As coisas porém são significativamente mais complicadas. A África do Sul não se restringe a um Fla-Flu entre brancos e negros, mas a uma sociedade mais complexa, em que a maioria negra se divide em vários grupos (Zulus, Xhosas, Sothos, Tswanes, Sepedis e outros, sendo que os dois primeiros grupos representam quase 50% do total, com os Zulus com pouco menos de 30% e os Xhosas com pouco mais de 20%, enquanto que os outros três representam quase 30%, com cerca de 10% cada), nem todos com boas relações entre eles. Do outro lado, os brancos também se dividem entre os tradicionais Afrikaners, descendentes de colonizadores que vieram das atuais Bélgica e Holanda em busca de terras, mas também razões religiosas, e os descendentes de ingleses, que chegaram a travar guerras entre si. Existem também mestiços de longa data, do começo da colonização e da passagem de europeus pela rota da Cidade do Cabo, originalmente, conhecidos como “Coloureds”, que perfazem quase 10% da população total do país, assim como os brancos. E importante populações de origem indiana e de muçulmanos, trazidos em especial pelos ingleses (Gandhi, o pai da independência da Índia, viveu na África do Sul). Mas o problema não se resume à questão étnica. Essas populações se concentram regionalmente em algumas províncias.
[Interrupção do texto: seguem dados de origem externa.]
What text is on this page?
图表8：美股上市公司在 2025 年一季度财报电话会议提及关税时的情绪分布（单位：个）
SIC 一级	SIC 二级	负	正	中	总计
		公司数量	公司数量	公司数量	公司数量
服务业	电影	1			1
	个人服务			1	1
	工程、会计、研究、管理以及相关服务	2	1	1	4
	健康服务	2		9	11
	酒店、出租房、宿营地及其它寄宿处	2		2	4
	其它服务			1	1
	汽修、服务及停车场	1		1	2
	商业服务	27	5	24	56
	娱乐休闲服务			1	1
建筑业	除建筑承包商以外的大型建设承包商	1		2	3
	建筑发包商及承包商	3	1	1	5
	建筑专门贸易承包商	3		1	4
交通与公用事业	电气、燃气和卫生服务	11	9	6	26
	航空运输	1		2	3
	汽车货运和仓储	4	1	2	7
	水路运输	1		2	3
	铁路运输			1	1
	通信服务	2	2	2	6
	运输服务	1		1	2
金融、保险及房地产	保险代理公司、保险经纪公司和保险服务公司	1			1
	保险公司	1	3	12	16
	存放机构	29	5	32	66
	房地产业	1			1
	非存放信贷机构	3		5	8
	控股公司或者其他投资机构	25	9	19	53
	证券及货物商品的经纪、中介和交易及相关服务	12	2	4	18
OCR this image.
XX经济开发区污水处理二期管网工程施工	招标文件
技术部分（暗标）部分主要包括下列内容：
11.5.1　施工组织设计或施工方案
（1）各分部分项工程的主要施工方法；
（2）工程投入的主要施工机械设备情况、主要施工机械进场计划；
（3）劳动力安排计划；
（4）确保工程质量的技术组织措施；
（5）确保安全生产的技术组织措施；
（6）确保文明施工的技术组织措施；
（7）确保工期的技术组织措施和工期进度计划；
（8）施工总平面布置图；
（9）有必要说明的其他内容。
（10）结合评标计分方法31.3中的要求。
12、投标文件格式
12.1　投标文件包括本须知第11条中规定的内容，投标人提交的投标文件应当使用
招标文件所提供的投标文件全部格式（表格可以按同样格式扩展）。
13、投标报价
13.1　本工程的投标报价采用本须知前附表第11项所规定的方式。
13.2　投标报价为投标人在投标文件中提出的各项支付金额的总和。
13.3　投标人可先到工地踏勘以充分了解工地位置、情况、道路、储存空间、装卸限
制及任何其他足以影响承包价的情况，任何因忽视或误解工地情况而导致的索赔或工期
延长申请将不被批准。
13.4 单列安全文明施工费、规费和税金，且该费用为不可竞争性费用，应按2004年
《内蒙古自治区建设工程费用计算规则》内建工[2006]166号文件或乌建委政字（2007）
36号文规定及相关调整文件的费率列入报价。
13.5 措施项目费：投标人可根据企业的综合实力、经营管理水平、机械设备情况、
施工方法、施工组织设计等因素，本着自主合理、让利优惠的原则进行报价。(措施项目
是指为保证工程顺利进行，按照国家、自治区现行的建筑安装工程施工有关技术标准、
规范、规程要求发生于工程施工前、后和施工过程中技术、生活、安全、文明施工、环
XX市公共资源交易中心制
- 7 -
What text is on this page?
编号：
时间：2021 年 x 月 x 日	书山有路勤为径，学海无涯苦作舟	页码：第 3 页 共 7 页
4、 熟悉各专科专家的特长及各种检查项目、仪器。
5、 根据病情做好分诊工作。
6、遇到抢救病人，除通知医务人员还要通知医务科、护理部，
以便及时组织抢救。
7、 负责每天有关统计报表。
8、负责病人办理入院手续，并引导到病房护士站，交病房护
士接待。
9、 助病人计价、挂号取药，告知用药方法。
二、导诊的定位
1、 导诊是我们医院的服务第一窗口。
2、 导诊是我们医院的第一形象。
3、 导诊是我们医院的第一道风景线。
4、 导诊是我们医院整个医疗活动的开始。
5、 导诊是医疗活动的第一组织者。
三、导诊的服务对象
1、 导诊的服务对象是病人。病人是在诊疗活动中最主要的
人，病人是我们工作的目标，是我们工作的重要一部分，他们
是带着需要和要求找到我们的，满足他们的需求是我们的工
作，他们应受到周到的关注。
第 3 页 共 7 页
Por exemplo, os Zulus se concentram em KwaZulu Natal, em cuja capital, Durban, se concentram também os indianos. Coloureds se concentram na área da Cidade do Cabo, onde também existe grande percentual de população branca. Ou seja, o país apresenta enorme diversidade étnica e regional em sua população. O processo de luta contra o apartheid foi liderado pelo Congresso Nacional Africano (CNA), ele próprio uma coalizão de diferentes forças política, incluindo por exemplo, o Partido Comunista Sul-Africano, e várias organizações representando diferentes grupos étnicos. Assim, por muito tempo, ao menos até recentemente se podia resumir a disputa política na África do Sul entre o Congresso Nacional Africano, que lutou contra o apartheid, e a chamada Aliança Democrática (AD), partido político dos herdeiros do apartheid. Mas a complicação ainda não se encerra aí, pois desde a primeira eleição teve a participação forte do Partido da Liberdade – Inkatha, partido nacionalista Zulu, com uma importante presença na província de KwaZulu Natal, tendo como líder Mangosuthu Buthelezi, o líder tribal dos Zulus, até sua morte em setembro do ano passado.

Nessas eleições, vieram à tona as enormes diferenças étnicas e provinciais do país, e o CNA, que desde sua participação eleitoral com o fim do apartheid em 1994 mantinha a maioria no Congresso sul-africano, está a ponto de perder esta maioria, reduzindo-se a pouco mais de 40% da votação total.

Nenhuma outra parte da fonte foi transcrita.